Computational tuning of the elastic properties of low- and high-entropy ultra-high temperature ceramics

TL;DR

This study uses machine learning to tune the elastic properties of ultra-high temperature ceramics, revealing how mixture composition affects their mechanical behavior and identifying promising new compounds for extreme environment applications.

Contribution

The paper introduces a machine learning model that predicts elastic properties of UHTCs, demonstrating property deviations in both low- and high-entropy regimes and proposing new candidate compositions.

Findings

Elastic constants deviate from rule of mixtures in both entropy limits.

Lattice mismatch causes distortion, enabling property tuning.

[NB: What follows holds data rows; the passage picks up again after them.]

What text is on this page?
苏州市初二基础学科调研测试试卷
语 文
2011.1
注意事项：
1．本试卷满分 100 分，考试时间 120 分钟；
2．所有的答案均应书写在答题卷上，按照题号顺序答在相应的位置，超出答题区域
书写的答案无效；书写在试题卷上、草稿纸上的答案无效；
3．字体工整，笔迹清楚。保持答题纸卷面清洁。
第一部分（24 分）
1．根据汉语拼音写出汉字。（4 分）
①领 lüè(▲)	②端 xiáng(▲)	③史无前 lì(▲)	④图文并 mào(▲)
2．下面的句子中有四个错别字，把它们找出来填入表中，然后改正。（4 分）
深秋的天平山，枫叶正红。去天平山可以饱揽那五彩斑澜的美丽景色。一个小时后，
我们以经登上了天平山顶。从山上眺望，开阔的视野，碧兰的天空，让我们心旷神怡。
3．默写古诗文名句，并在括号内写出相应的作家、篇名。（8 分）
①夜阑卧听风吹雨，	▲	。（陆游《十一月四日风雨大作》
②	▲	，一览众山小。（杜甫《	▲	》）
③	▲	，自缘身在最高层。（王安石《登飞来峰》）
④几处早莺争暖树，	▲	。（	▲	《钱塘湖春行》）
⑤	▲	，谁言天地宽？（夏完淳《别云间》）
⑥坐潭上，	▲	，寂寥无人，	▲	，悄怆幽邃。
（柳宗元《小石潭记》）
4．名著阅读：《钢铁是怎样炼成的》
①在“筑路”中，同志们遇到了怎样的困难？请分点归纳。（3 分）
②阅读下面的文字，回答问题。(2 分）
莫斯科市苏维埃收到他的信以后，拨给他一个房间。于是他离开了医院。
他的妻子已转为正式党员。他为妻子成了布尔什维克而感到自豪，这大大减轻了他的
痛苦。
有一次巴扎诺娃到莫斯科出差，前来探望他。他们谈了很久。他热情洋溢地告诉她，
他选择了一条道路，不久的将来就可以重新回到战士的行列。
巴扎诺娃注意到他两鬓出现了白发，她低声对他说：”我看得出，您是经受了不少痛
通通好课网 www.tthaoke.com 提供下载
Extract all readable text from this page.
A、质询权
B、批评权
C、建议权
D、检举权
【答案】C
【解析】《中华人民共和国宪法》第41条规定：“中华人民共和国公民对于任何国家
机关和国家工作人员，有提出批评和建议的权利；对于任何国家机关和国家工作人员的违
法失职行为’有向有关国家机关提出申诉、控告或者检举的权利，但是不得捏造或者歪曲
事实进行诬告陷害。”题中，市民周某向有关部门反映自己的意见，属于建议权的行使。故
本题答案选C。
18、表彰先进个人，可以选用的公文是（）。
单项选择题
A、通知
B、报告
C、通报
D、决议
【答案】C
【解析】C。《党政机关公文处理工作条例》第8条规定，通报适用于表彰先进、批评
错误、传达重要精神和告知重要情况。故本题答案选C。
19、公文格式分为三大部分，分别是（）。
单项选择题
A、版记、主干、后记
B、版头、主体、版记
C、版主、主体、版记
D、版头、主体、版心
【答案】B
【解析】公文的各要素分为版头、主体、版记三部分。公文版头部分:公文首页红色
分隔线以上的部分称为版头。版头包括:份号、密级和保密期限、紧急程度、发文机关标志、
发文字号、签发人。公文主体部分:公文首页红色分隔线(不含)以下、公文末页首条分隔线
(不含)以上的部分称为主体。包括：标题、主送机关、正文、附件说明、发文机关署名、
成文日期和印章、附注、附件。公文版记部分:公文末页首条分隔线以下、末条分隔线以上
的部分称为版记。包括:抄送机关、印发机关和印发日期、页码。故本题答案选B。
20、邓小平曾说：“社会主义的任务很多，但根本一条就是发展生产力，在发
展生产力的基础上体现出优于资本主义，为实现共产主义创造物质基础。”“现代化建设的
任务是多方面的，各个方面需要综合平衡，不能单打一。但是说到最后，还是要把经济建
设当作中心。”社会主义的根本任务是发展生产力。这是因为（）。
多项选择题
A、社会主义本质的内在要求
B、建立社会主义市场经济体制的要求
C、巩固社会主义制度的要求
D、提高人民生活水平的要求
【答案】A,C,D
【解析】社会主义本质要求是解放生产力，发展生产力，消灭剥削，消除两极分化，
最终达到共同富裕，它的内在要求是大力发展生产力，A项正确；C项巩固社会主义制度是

Identified HfCVCZrC as a promising mixture with adjustable Young's modulus.

Abstract

Ultra-high temperature ceramics (UHTCs) represent a class of crystalline materials for extreme environments. They can withstand extremely high temperatures but are mechanically difficult to work with due to their inherent brittleness. Mixture compounds, in particular high-entropy mixtures, offer a pathway to tune the physical properties of UHTCs such as their elastic constants. Here we fine-tune the MACE-MPA-0 universal machine-learning potential on rocksalt carbide UHTCs containing group IV-V metals and demonstrate that not only do the elastic constants deviate from the rule of mixtures approximation in the high-entropy limit, but also in the low-entropy limit of binary and ternary mixtures. We find that this is caused by distortion imposed by the lattice mismatch, enabling the tuning of the physical properties of UHTC mixtures in both low- and high-entropy compounds. We identify a three-component mixture compound, HfCVCZrC, as the best balance between synthesizability and toughness, and apply our developed MACE-UHTC model to identify a range of non-equimolar candidate compositions of this compound which may enable the synthesis of a mixture UHTC with a Young's modulus up to 40 GPa below that of ZrC.